Almost every business that serves the public must comply, regardless of the age of the building. Buildings erected prior to the ADA’s passage are not “grandfathered” in, contrary to popular belief.

Senior Couple Boarding Bus Using Wheelchair Access Ramp

There are some exceptions, however. Private clubs and religious organizations are exempt from the ADA’s accessibility rules. Also, commercial buildings (such as office buildings, factories, and others that don’t provide goods or services directly to the public) are only subject to the ADA’s requirements for new construction and alterations.

If you own or operate a business that serves the public, the ADA says you must remove physical “barriers” whenever the changes are “readily achievable.” In other words, if it’s economically feasible for you to make your space more accessible, you’re expected to do so.

This also applies to websites, which are increasingly being interpreted by attorneys to be places of public accommodation. To comply with the ADA, your website should be designed so that people who are blind or visually impaired, deaf or hearing impaired, or who have mobility or cognitive challenges are able to access your content in a meaningful way.

Blind pedestrian walking and detecting markings on tactile paving

Possible Repercussions of ADA-Noncompliance

The cost of ADA-noncompliance is nothing to scoff at. An initial violation could set your business back as much as $75,000. Subsequent violations could be up to $150,000. For small businesses, local governments, and other small entities with tight budgets, this kind of fine could be disastrous.

If your business isn’t currently ADA-compliant, start making improvements as soon as possible.
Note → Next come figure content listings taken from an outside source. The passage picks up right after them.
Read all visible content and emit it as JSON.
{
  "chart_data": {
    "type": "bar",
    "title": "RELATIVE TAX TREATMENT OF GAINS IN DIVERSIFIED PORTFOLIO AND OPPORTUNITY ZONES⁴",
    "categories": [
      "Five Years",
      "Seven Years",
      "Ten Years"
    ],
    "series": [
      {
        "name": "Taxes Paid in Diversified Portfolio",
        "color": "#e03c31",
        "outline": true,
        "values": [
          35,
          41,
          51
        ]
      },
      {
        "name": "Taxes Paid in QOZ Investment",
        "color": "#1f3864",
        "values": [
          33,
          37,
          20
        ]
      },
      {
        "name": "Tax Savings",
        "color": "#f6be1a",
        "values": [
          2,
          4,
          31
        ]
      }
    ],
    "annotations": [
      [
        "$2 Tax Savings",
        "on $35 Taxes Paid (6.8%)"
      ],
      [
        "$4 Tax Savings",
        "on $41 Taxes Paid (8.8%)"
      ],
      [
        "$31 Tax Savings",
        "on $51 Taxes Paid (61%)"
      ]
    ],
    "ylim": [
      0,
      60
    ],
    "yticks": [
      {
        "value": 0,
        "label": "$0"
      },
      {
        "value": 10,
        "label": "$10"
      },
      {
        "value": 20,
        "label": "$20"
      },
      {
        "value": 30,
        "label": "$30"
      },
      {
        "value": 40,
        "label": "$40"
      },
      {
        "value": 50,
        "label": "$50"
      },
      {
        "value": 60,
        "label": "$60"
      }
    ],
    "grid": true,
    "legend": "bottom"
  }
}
This can include measures like installing tactile warning surfaces where sidewalks enter or leave a motorway (between the parking lot and entryway of a grocery store, for example) or installing curb ramps to allow people in wheelchairs to access your space.

Even if it takes months or years to bring your business into full compliance, taking actions now can only help strengthen your case if your business comes under scrutiny for ADA-noncompliance.